We want to share a charge
Q between two bodies. One of the bodies receives a charge
q1 and the other a charge
q2. The splitting of the charges is made in
such a way that if you have
q1+
q2=
Q. Determine the ratio between
the charges so that the Coulomb's force of repulsion between
q1 and
q2
is maximum for any distance between the charges.
Solution
The problem gives us the condition that the sum of the shared charges is the total charge
\[
\begin{gather}
Q=q_{1}+q_{2} \tag{I}
\end{gather}
\]
The electric force Fel is given by
Coulomb's Law
\[ \bbox[#99CCFF,10px]
{F_{el}=\frac{1}{4\pi \varepsilon_{0}}\frac{|q_{A}||q_{B}|}{r^{2}}}
\]
\[
\begin{gather}
F_{el}=\frac{1}{4\pi \varepsilon _{0}}\frac{q_{1}q_{2}}{r^{2}} \tag{II}
\end{gather}
\]
From the condition (I), we can write the charge
q2 as a function of charge
q1
\[
\begin{gather}
q_{2}=Q-q_{1} \tag{III}
\end{gather}
\]
defining the constant term as
\( k_{0}=\frac{1}{4\pi \epsilon _{0}} \)
and substituting the expression (III) into expression (II)
\[
\begin{gather}
F_{el}=k_{0}\frac{q_{1}(Q-q_{1})}{r^{2}}\\
F_{el}=\frac{k_{0}}{r^{2}}(Qq_{1}-q_{1}^{2}) \tag{IV}
\end{gather}
\]
To find the maximum point of the expression (IV), we take the derivative of the function relative to
q1 and equal to zero.
\[
\begin{gather}
\frac{dF_{el}}{dq_{1}}=0\\
\frac{d}{dq_{1}}\left[\frac{k_{0}}{r^{2}}(Qq_{1}-q_{1}^{2})\right]=0
\end{gather}
\]
Differentiation of
\( \displaystyle F_{el}=\frac{k_{0}}{r^{2}}(Qq_{1}-q_{1}^{2}) \)
the term
\( \frac{k_{0}}{r^{2}} \)
is moved outside of the derivative, and the derivative of a sum is equal to the sum of the derivatives
\[
\begin{gather}
\frac{dF_{el}}{dq_{1}}=\frac{k_{0}}{r^{2}}\left[\frac{d}{dq_{1}}(Qq_{1})-\frac{d}{dq_{1}}(q_{1}^{2})\right]\\
\frac{dF_{el}}{dq_{1}}=\frac{k_{0}}{r^{2}}\left[Q-2q_{1}\right]
\end{gather}
\]
\[
\begin{gather}
\frac{k_{0}}{r^{2}}(Q-2q_{1})=0\\
Q-2q_{1}=0.\frac{r^{2}}{k_{0}}\\
Q-2q_{1}=0\\
2q_{1}=Q\\q_{1}=\frac{Q}{2}
\end{gather}
\]
substituting this result in the expression (III), we obtain
q2
\[
\begin{gather}
q_{2}=Q-\frac{Q}{2}\\
q_{2}=\frac{2Q-Q}{2}\\
q_{2}=\frac{Q}{2}
\end{gather}
\]
\[ \bbox[#FFCCCC,10px]
{q_{1}=q_{2}=\frac{Q}{2}}
\]
The result is independent of the distance
r between the charges and the force is maximum when the
total load is equally divided between the bodies.
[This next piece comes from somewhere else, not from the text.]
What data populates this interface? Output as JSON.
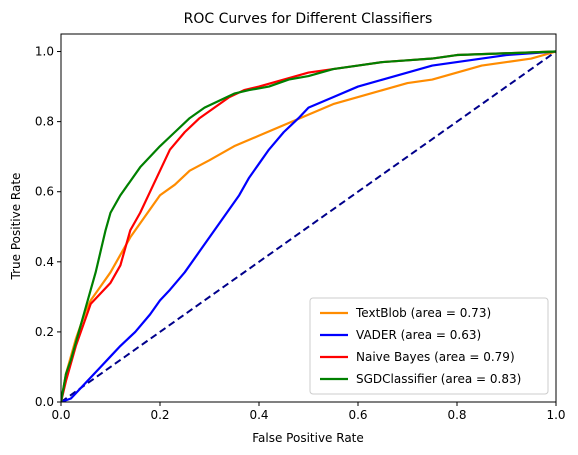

Note 1: The expression (IV) represents a quadratic function with the term of highest-degree
negative, q1 < 0, it is a parabola that opens down, so the function has a maximum
point.
Note 2: The same result would be obtained if we wrote q1 as a function of
q2,
\( q_{1}=Q-q_{2} \),
and take the derivative relative to q2,
\( \left(\frac{dF_{el}}{dq_{2}}=0\right) \).